Silly publicity stunt and unbecoming of the principles of the free market. He could have created a lot more value by investing the money in a high-powered startup; not passing handouts to janitors and secretaries.
No. That's the free market exactly. It was his money. He did with it what he wanted, even and especially if you didn't think that was what he should have done.
Ugh, enough with the "free market". Are you familiar with the terms human capital? Social capital? Your perspective seems to suggest that any extra profit not invested in mergers and acquisitions is money wasted, but the fact of the matter is that moves like these are a sound investment and signals a commitment to building human capital.
Ahh yes. The "testosterone" fueled view of capitalism that thinks optimizing your own wealth and profit must always be associated with a combative, gladiatorial narrative. In this individuals particular situation spreading that money to reward employees is likely the smartest way for him to optimize his own wealth. His employees love him which secures his ongoing wealth accumulation (who fires a popular CEO). I assume he has a significant stack of stock options that continue to increase in value through motivated retained employees.
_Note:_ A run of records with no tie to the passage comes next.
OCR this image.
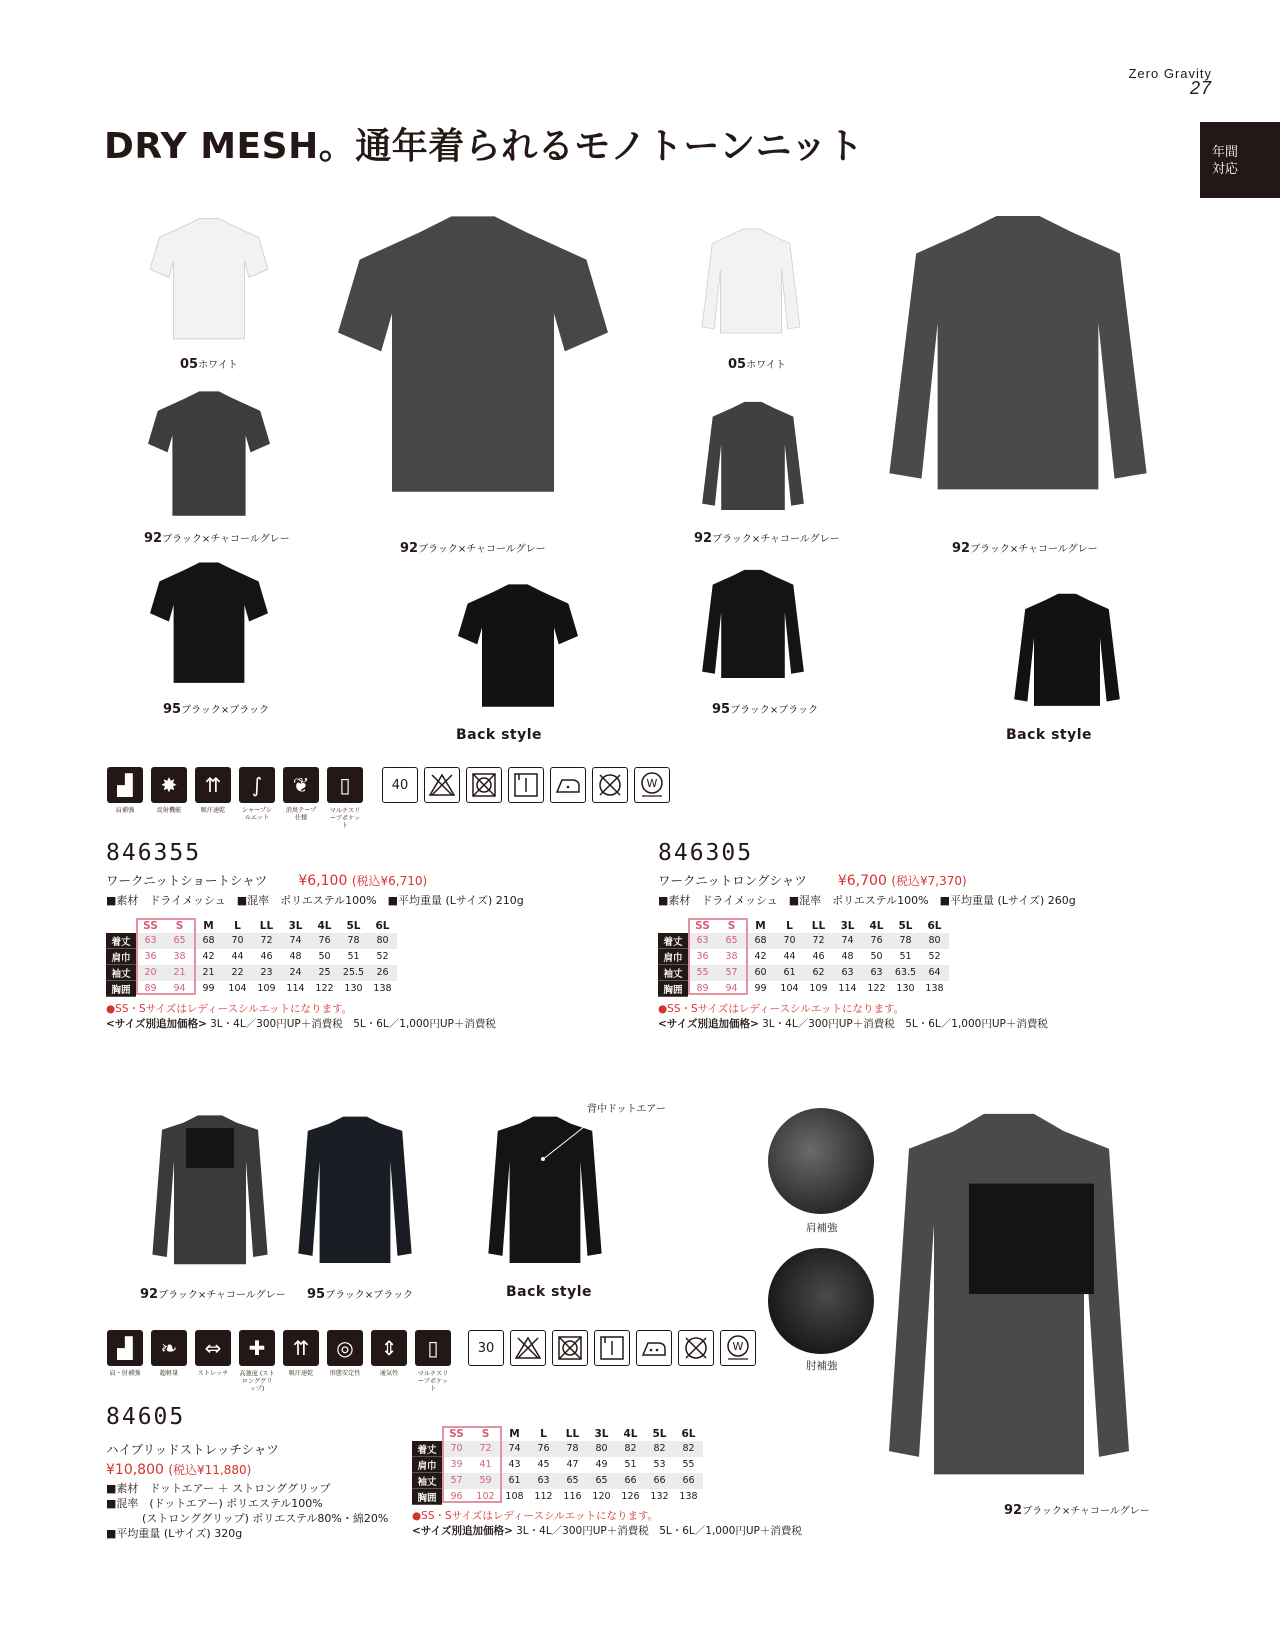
Zero Gravity
27
年間
対応
DRY MESH。通年着られるモノトーンニット
05ホワイト
92ブラック×チャコールグレー
95ブラック×ブラック
92ブラック×チャコールグレー
Back style
05ホワイト
92ブラック×チャコールグレー
95ブラック×ブラック
92ブラック×チャコールグレー
Back style
▟
肩補強
✸
反射機能
⇈
吸汗速乾
∫
シャープシルエット
❦
消臭テープ仕様
▯
マルチスリーブポケット
40	W
846355
ワークニットショートシャツ ¥6,100 (税込¥6,710)
■素材　ドライメッシュ　■混率　ポリエステル100%　■平均重量 (Lサイズ) 210g
	SS	S	M	L	LL	3L	4L	5L	6L
着丈	63	65	68	70	72	74	76	78	80
肩巾	36	38	42	44	46	48	50	51	52
袖丈	20	21	21	22	23	24	25	25.5	26
胸囲	89	94	99	104	109	114	122	130	138
●SS・Sサイズはレディースシルエットになります。
<サイズ別追加価格> 3L・4L／300円UP＋消費税　5L・6L／1,000円UP＋消費税
846305
ワークニットロングシャツ ¥6,700 (税込¥7,370)
■素材　ドライメッシュ　■混率　ポリエステル100%　■平均重量 (Lサイズ) 260g
	SS	S	M	L	LL	3L	4L	5L	6L
着丈	63	65	68	70	72	74	76	78	80
肩巾	36	38	42	44	46	48	50	51	52
袖丈	55	57	60	61	62	63	63	63.5	64
胸囲	89	94	99	104	109	114	122	130	138
●SS・Sサイズはレディースシルエットになります。
<サイズ別追加価格> 3L・4L／300円UP＋消費税　5L・6L／1,000円UP＋消費税
92ブラック×チャコールグレー 95ブラック×ブラック
背中ドットエアー
Back style
肩補強
肘補強
92ブラック×チャコールグレー
▟
肩・肘補強
❧
超軽量
⇔
ストレッチ
✚
高強度 (ストロンググリップ)
⇈
吸汗速乾
◎
形態安定性
⇕
通気性
▯
マルチスリーブポケット
30	W
84605
ハイブリッドストレッチシャツ
¥10,800 (税込¥11,880)
■素材　ドットエアー ＋ ストロンググリップ
■混率　(ドットエアー) ポリエステル100%
(ストロンググリップ) ポリエステル80%・綿20%
■平均重量 (Lサイズ) 320g
	SS	S	M	L	LL	3L	4L	5L	6L
着丈	70	72	74	76	78	80	82	82	82
肩巾	39	41	43	45	47	49	51	53	55
袖丈	57	59	61	63	65	65	66	66	66
胸囲	96	102	108	112	116	120	126	132	138
●SS・Sサイズはレディースシルエットになります。
<サイズ別追加価格> 3L・4L／300円UP＋消費税　5L・6L／1,000円UP＋消費税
If you're so sure the 'value' being created here is so low why not quantify it? I don't see how you can declare 'he could have created a lot more value' when it seems to me the value here (the morale boost to the company, the goodwill engendered, etc) is somewhat unquantifiable.
I don't agree with the parent comment above yours, but here is something interesting to ponder:
What if he'd taken that 3 million, put it in a big pile and burnt it?
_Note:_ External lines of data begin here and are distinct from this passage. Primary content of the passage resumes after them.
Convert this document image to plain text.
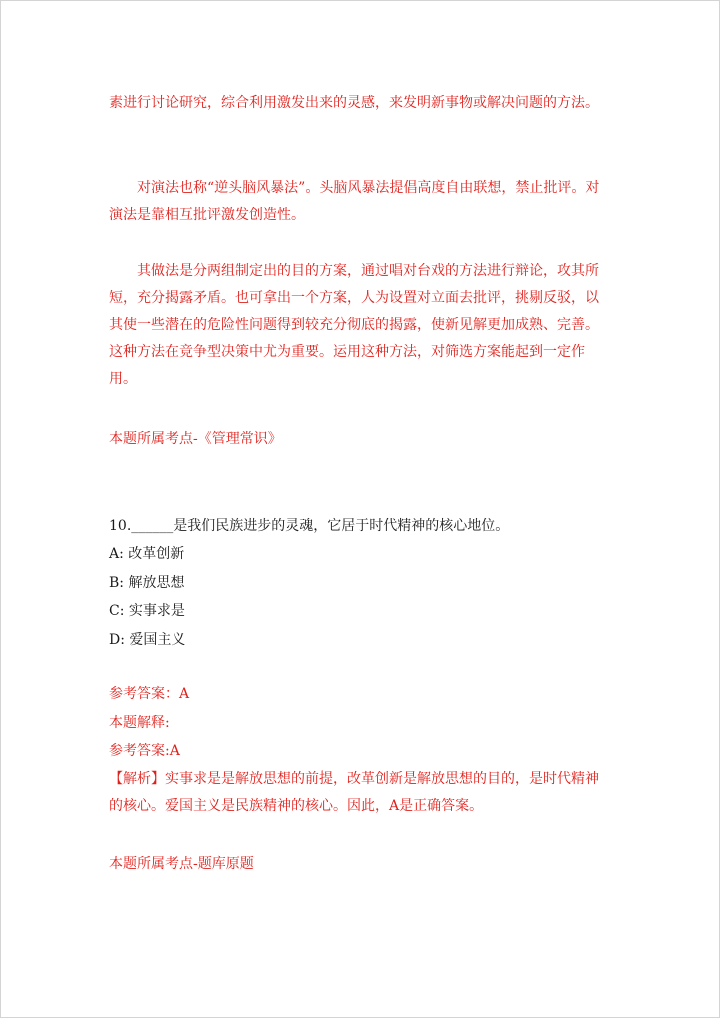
素进行讨论研究，综合利用激发出来的灵感，来发明新事物或解决问题的方法。

对演法也称“逆头脑风暴法”。头脑风暴法提倡高度自由联想，禁止批评。对演法是靠相互批评激发创造性。

其做法是分两组制定出的目的方案，通过唱对台戏的方法进行辩论，攻其所短，充分揭露矛盾。也可拿出一个方案，人为设置对立面去批评，挑剔反驳，以其使一些潜在的危险性问题得到较充分彻底的揭露，使新见解更加成熟、完善。这种方法在竞争型决策中尤为重要。运用这种方法，对筛选方案能起到一定作用。

本题所属考点-《管理常识》
10.______是我们民族进步的灵魂，它居于时代精神的核心地位。
A: 改革创新
B: 解放思想
C: 实事求是
D: 爱国主义
参考答案：A
本题解释:
参考答案:A

【解析】实事求是是解放思想的前提，改革创新是解放思想的目的，是时代精神的核心。爱国主义是民族精神的核心。因此，A是正确答案。

本题所属考点-题库原题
The "free market" doesn't want you to do this, because it needs that money to be back in the market somehow (investing, start up, salaries, purchases, whatever)
Doing 'whatever you want' with your own money is not exactly what the free market wants you to do.
As a slight aside, while I'm not burning my income, I'm not a good "market citizen" in the eyes of the free market. I have no debt, no cell phone, no car. I grow and hunt my own food, live off grid (no bills) and spend the least amount of money possible. This, the "free market" does not want. Imagine if even 25% of people in developed countries did this from now on. Market collapse.
There is no "free market" apart from the desires and actions of its participants. If he decided that burning the money was the thing he wanted to do with it, then that's what the "free market" wanted to do with it too.
Burning money, by the way, doesn't actually destroy value. It just increases the value of all the other money in circulation. So in effect it's a gift to other money-holders.